Given that record, the majority relies on three cases to rationalize its result. It is true that the first of these, Marshall v. Sideris, 524 F. Supp. 521 (D.Neb.1981), applied the act to an enterprise which operated hotels to accommodate transient guests. The focus of that case, however, was on whether the activities of the multiple owners were such as to make their combined operations a single enterprise. The case contains no analysis of what there was about the enterprise that engaged it in commerce. I am thus led to conclude that whether the enterprise was engaged in commerce was assumed and was not a contested issue. Even if the situation were otherwise, there was at least evidence that the enterprise in Sideris accommodated transients and the suggestion is that their movement affected commerce. The businesses in the remaining two cases relied upon by the majority, Wirtz v. Healy, 227 F. Supp. 123 (N.D.I11.1964), and Atlanta Motel v. United States, 379 U.S. 241, 85 S. Ct. 348, 13 L. Ed. 2d 258 (1964), involved the interstate movement of people as an integral part of the operations in question. That element does not exist in the present case. So far as the record shows, the opposite is true; that is, the center provides its residents or patients with a place to live on a permanent basis, not with a place at which to stop while they travel through Nebraska. Neither does the fact that its residents or patients receive out-of-state visitors make the movement of people an integral part of the center's operations.
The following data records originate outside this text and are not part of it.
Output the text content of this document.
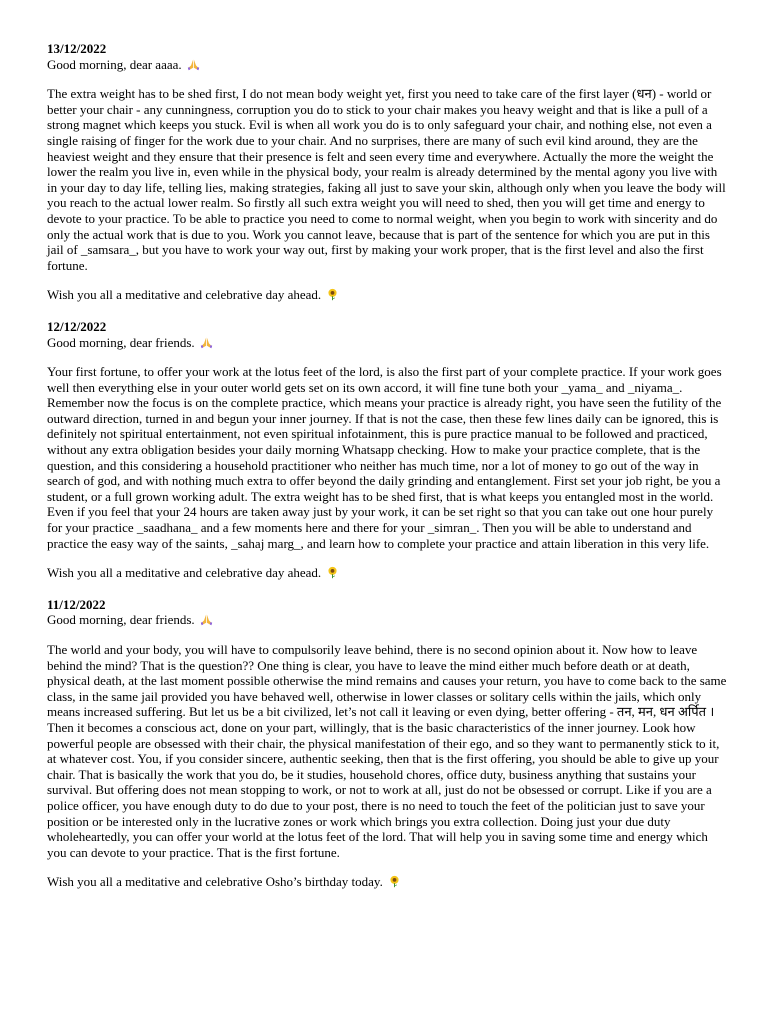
13/12/2022

Good morning, dear aaaa.

The extra weight has to be shed first, I do not mean body weight yet, first you need to take care of the first layer (धन) - world or better your chair - any cunningness, corruption you do to stick to your chair makes you heavy weight and that is like a pull of a strong magnet which keeps you stuck. Evil is when all work you do is to only safeguard your chair, and nothing else, not even a single raising of finger for the work due to your chair. And no surprises, there are many of such evil kind around, they are the heaviest weight and they ensure that their presence is felt and seen every time and everywhere. Actually the more the weight the lower the realm you live in, even while in the physical body, your realm is already determined by the mental agony you live with in your day to day life, telling lies, making strategies, faking all just to save your skin, although only when you leave the body will you reach to the actual lower realm. So firstly all such extra weight you will need to shed, then you will get time and energy to devote to your practice. To be able to practice you need to come to normal weight, when you begin to work with sincerity and do only the actual work that is due to you. Work you cannot leave, because that is part of the sentence for which you are put in this jail of _samsara_, but you have to work your way out, first by making your work proper, that is the first level and also the first fortune.

Wish you all a meditative and celebrative day ahead.

12/12/2022

Good morning, dear friends.

Your first fortune, to offer your work at the lotus feet of the lord, is also the first part of your complete practice. If your work goes well then everything else in your outer world gets set on its own accord, it will fine tune both your _yama_ and _niyama_. Remember now the focus is on the complete practice, which means your practice is already right, you have seen the futility of the outward direction, turned in and begun your inner journey. If that is not the case, then these few lines daily can be ignored, this is definitely not spiritual entertainment, not even spiritual infotainment, this is pure practice manual to be followed and practiced, without any extra obligation besides your daily morning Whatsapp checking. How to make your practice complete, that is the question, and this considering a household practitioner who neither has much time, nor a lot of money to go out of the way in search of god, and with nothing much extra to offer beyond the daily grinding and entanglement. First set your job right, be you a student, or a full grown working adult. The extra weight has to be shed first, that is what keeps you entangled most in the world. Even if you feel that your 24 hours are taken away just by your work, it can be set right so that you can take out one hour purely for your practice _saadhana_ and a few moments here and there for your _simran_. Then you will be able to understand and practice the easy way of the saints, _sahaj marg_, and learn how to complete your practice and attain liberation in this very life.

Wish you all a meditative and celebrative day ahead.

11/12/2022

Good morning, dear friends.

The world and your body, you will have to compulsorily leave behind, there is no second opinion about it. Now how to leave behind the mind? That is the question?? One thing is clear, you have to leave the mind either much before death or at death, physical death, at the last moment possible otherwise the mind remains and causes your return, you have to come back to the same class, in the same jail provided you have behaved well, otherwise in lower classes or solitary cells within the jails, which only means increased suffering. But let us be a bit civilized, let’s not call it leaving or even dying, better offering - तन, मन, धन अर्पित । Then it becomes a conscious act, done on your part, willingly, that is the basic characteristics of the inner journey. Look how powerful people are obsessed with their chair, the physical manifestation of their ego, and so they want to permanently stick to it, at whatever cost. You, if you consider sincere, authentic seeking, then that is the first offering, you should be able to give up your chair. That is basically the work that you do, be it studies, household chores, office duty, business anything that sustains your survival. But offering does not mean stopping to work, or not to work at all, just do not be obsessed or corrupt. Like if you are a police officer, you have enough duty to do due to your post, there is no need to touch the feet of the politician just to save your position or be interested only in the lucrative zones or work which brings you extra collection. Doing just your due duty wholeheartedly, you can offer your world at the lotus feet of the lord. That will help you in saving some time and energy which you can devote to your practice. That is the first fortune.

Wish you all a meditative and celebrative Osho’s birthday today.
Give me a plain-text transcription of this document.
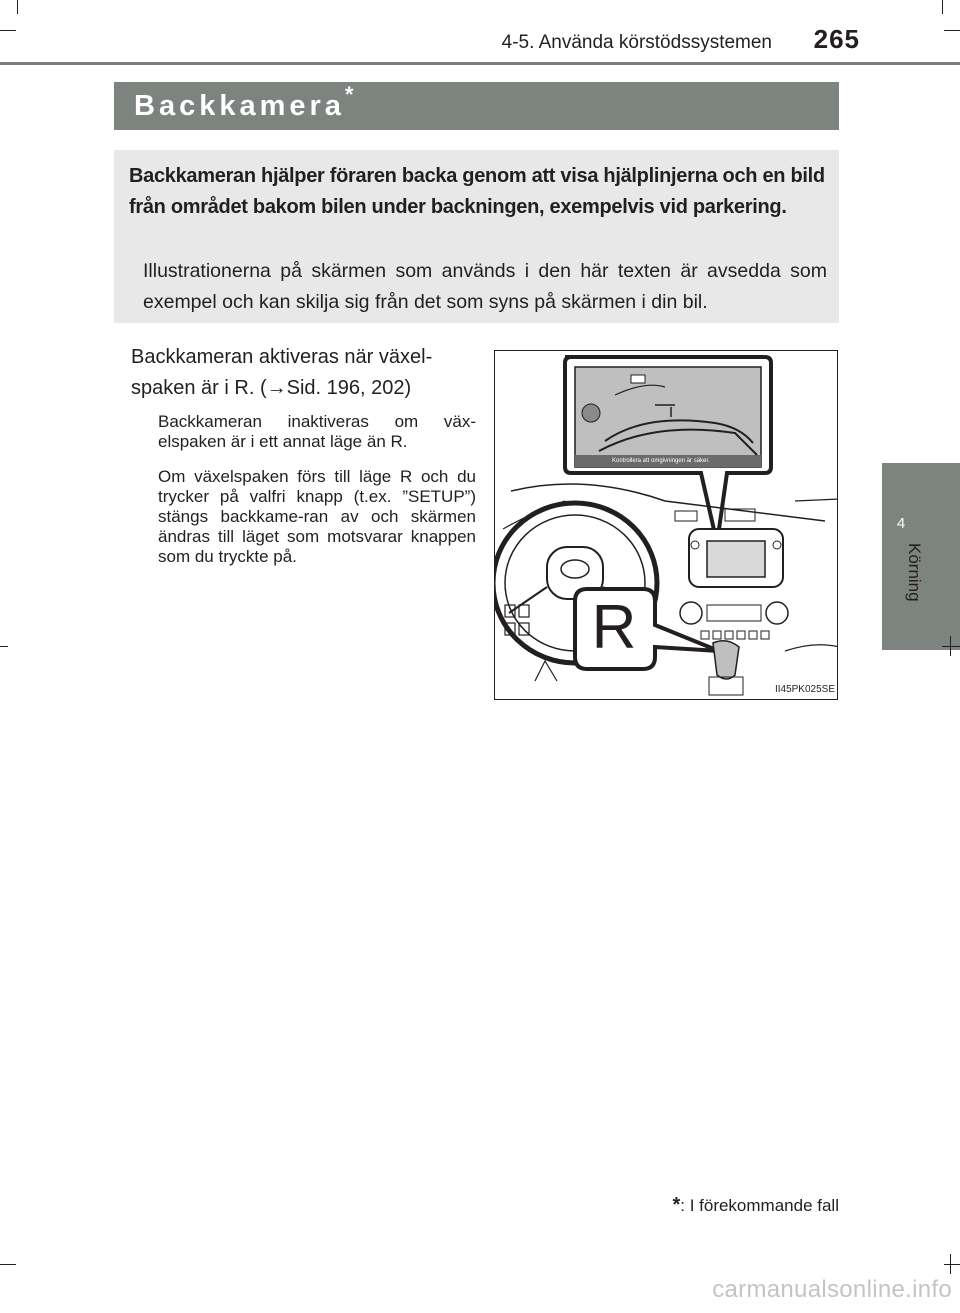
4-5. Använda körstödssystemen	265
Backkamera*
Backkameran hjälper föraren backa genom att visa hjälplinjerna och en bild från området bakom bilen under backningen, exempelvis vid parkering.
Illustrationerna på skärmen som används i den här texten är avsedda som exempel och kan skilja sig från det som syns på skärmen i din bil.
Backkameran aktiveras när växel-spaken är i R. (→Sid. 196, 202)
Backkameran inaktiveras om väx-elspaken är i ett annat läge än R.
Om växelspaken förs till läge R och du trycker på valfri knapp (t.ex. ”SETUP”) stängs backkame-ran av och skärmen ändras till läget som motsvarar knappen som du tryckte på.
Kontrollera att omgivningen är säker.
R
II45PK025SE
4
Körning
*: I förekommande fall
carmanualsonline.info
It seems to me we should review the correctness of the trial court's judgment on the basis of the record which was actually made before that court, not on the basis of a record which the majority assumes could have been made.

I submit that if the record in this case truly establishes that the center is engaged in interstate commerce, then Congress has greater control, through the commerce clause of the federal Constitution, over what is done within the borders of this state than has ever been known before.

SHANAHAN, J., joins in this dissent.